Just go low IBU (7-10) and you should be fine.

- I'm moving to BIAB from extract. Any reason to use rice hulls for this beer?

No need for rice hulls in BIAB.

- Is it ok to let this sit on the raspberry puree for ~10 months? As a wine maker I would never let a fruit wine sit that long on gross lees...

That shouldn't be a problem either.

- Low volume carbing appears to be in style for a lambic but the NG Raspberry tart had lots of carbonation. I may up the carb level.

I think most people shoot for pretty high carbonation on fruitedlambics/sours. Usually 2.5-3.0 volumes.
 
I would not use any kind of lambic blend for this, or anything with brett for that matter. Rasp Tart is very clean, you need a very clean lacto for this and then a **** ton of raspberries.

You might be best of playing with lactic acid, or a very low mash pH.
 
As Mudduck said, NG Raspberry Tart is nothing like a lambic. It's very sweet, not due to artificial sweetening like Lindemans' fruit beers, but through careful manipulation of the fermentation, the details of which are a closely guarded secret of New Glarus. There's an older Brewing Network interview with Dan Carey that might have some clues; I can't remember if it's Sunday Session or CYBI.
 
I knew my HBT brethern would come through. So I should use straight lacto like wyeast 5335 to get that tart taste? Looks like Ill need to add in my own yeast then as well, something like S-04?

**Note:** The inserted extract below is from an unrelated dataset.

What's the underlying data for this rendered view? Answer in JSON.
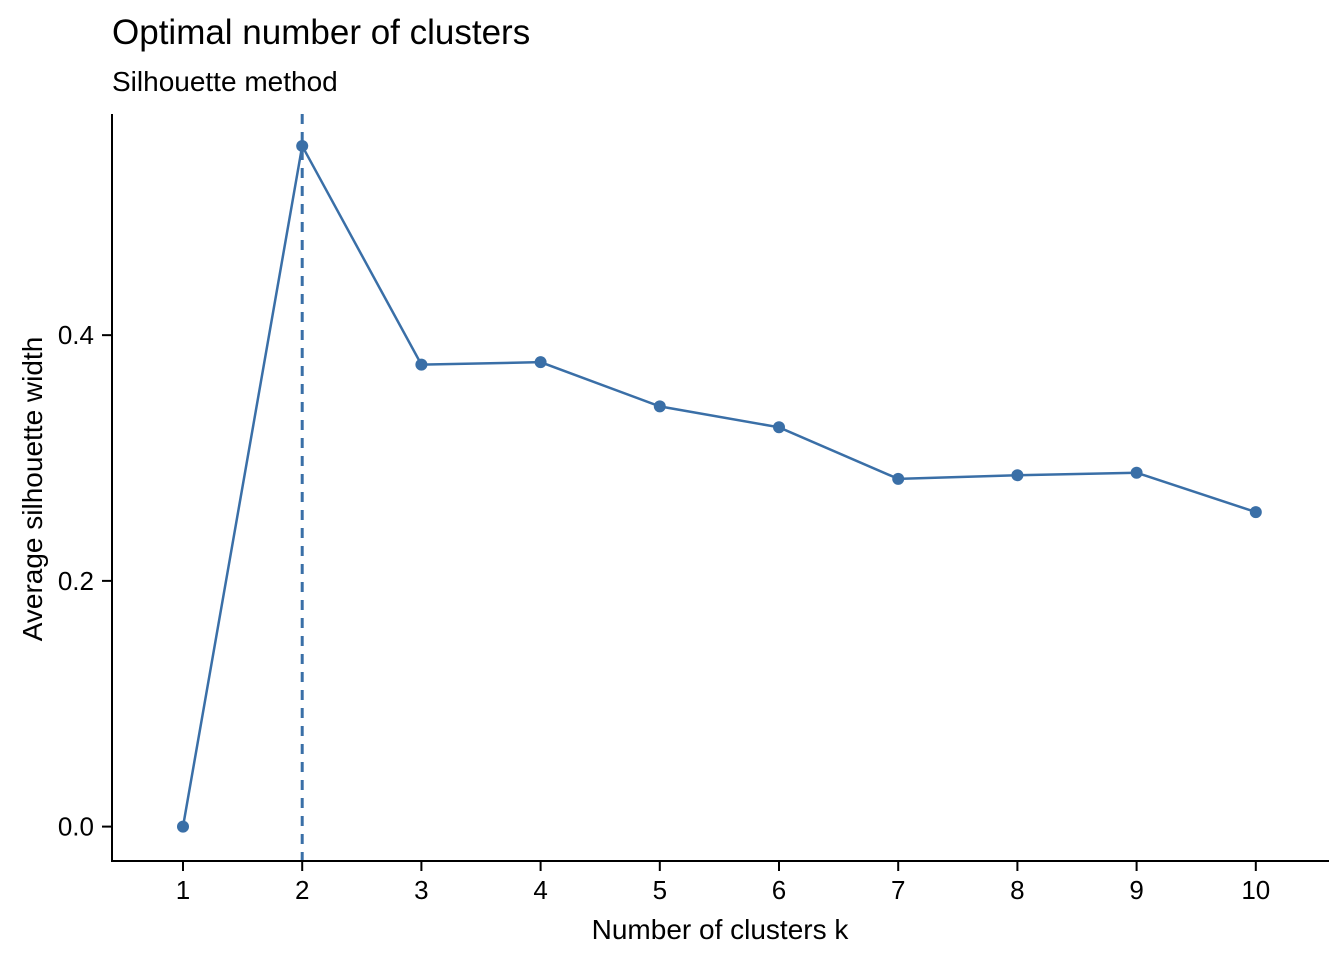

I found the Dan Carey episode, it's 3 hours long... On the mp3 queue for the commute.

Also we have an inaugural home brewer meeting at work this week. One guy is bring a raspberry lambic so it'll be interesting to try that.
 
The big issue in replicating their flavor is going to be getting the high final gravity. Raspberry Tart finishes around 1.040, with some of that being simple sugars. Unless you are kegging (chill, blend with raspberry juice, serve), there really isn’t a way to do it without pasteurization.
 
Finally getting back to this. Here are my notes from the podcast:

Base beer is a sour brown ale. Ferment the base beer normally, then sour in old wine oak vats (3k gallons). Souring is done with lacto and a little acedic acid. Oak vats are old (30+ years) so there is no oak flavor imparted. Finished beer pH is ~3.6. They use frozen fruit as the freezing breaks down the cell walls. Overall time frame for this beer is measured in "months". Dan recommended that if trying to do a sour mash (vs. pitching lacto afterwards) to keep total acid to 1/2%. I think he said they pasteurize as well to keep the beer from changing after bottling.

No details on when they add the fruit, how long it sits on the fruit, or what their final gravity is.
 
all lambics are sour beers, not all sour beers are lambics. you are confusing styles here. RT isn't really "sour" anyways, nor is about 90% of NG's "sours" they backsweeten like crazy and are closer to Lindemans then anything. Might be kind of hard to replicate this without pasteurization and/or heavy additions of non fermentable sweeteners.